In 2015, US News did a study they call the STEM index, looking at the demographics of people holding degrees and jobs in science, technology, engineering, and mathematics, aka STEM fields. The results weren’t thrilling; progress on shrinking the notorious disparities of race and gender in STEM careers seems to have been stalled since around 2000.
There are plenty of initiatives around to encourage women to take STEM paths and positions, but a greater gap is almost entirely overlooked – black students. As of 2017, only 6 percent of African-Americans will hold bachelor’s degrees or better in the STEM subjects.
Obviously, there are many forces at work in this problem, but one of them is student discouragement. We know it happens early—in fact a new study suggests that many students are nudged away from the ‘hard sciences’ as young as kindergarten. But universities still have hope of being part of the solution.
Today, programs at Morgan State and nearby University of Maryland are focusing on piquing interest in STEM careers with intense recruiting programs, offers of support, and scholarships.
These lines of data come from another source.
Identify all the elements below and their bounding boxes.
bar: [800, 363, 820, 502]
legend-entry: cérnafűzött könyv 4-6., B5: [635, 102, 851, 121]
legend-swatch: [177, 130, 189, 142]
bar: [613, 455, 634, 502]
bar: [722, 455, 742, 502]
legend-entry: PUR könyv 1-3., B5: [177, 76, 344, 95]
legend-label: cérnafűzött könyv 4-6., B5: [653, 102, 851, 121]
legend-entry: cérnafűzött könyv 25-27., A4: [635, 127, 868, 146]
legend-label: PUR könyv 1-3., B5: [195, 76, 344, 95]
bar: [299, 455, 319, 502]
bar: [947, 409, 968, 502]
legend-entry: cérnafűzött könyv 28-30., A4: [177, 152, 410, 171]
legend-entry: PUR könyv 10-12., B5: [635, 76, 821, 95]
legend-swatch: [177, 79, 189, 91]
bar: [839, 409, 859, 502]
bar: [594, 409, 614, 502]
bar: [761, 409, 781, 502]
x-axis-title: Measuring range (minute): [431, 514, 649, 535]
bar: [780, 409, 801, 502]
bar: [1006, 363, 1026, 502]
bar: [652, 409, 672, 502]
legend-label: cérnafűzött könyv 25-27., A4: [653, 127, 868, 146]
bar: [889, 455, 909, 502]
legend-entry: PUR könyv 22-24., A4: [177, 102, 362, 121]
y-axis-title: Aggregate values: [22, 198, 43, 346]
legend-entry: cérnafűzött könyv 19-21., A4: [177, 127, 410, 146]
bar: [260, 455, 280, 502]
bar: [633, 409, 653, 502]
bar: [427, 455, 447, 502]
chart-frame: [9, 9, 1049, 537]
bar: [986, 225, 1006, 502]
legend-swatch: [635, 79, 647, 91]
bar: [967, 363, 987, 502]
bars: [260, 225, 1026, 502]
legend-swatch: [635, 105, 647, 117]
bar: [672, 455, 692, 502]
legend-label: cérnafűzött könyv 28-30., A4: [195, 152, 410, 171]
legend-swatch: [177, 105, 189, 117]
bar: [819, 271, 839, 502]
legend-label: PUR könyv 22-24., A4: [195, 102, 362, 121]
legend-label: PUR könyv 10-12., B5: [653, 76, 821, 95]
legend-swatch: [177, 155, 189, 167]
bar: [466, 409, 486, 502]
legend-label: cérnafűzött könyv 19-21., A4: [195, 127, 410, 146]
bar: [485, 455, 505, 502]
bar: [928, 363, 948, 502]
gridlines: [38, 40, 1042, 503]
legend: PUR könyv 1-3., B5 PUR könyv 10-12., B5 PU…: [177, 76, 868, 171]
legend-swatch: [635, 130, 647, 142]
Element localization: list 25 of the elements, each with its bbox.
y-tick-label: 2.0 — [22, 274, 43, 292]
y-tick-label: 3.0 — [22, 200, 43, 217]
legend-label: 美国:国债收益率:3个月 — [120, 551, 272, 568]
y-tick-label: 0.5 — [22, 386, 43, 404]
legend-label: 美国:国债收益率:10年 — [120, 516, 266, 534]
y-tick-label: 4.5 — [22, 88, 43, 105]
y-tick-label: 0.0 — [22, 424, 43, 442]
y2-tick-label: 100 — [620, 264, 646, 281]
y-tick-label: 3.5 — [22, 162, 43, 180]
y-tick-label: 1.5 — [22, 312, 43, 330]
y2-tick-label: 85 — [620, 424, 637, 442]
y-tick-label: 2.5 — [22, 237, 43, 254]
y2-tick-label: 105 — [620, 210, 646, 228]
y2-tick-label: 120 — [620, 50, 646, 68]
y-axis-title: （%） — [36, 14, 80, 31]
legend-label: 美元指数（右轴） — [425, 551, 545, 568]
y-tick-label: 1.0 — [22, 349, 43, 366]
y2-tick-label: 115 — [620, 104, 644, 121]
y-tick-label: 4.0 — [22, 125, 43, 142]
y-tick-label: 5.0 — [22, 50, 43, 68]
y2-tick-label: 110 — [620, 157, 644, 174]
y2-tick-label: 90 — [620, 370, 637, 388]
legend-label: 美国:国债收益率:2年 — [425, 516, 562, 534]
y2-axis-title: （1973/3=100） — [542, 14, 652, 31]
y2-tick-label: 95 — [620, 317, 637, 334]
At Morgan State University, their ASCEND program has been a wild success, coming up tops in the US for producing black engineers, and they did that through a combination of academic support and funding of original research projects. They hope to spread their model to other colleges, starting with the 3% of US colleges which are historically black.
University of Maryland has the number two slot with their Meyerhoff Scholars Program, which seeks out minority high school students with high potential and connects them with financial aid and faculty mentors.
Both of these programs have high hopes for the future, and have attracted White House attention. Their growth and the success of their cause can only do good things for the future of the American workforce.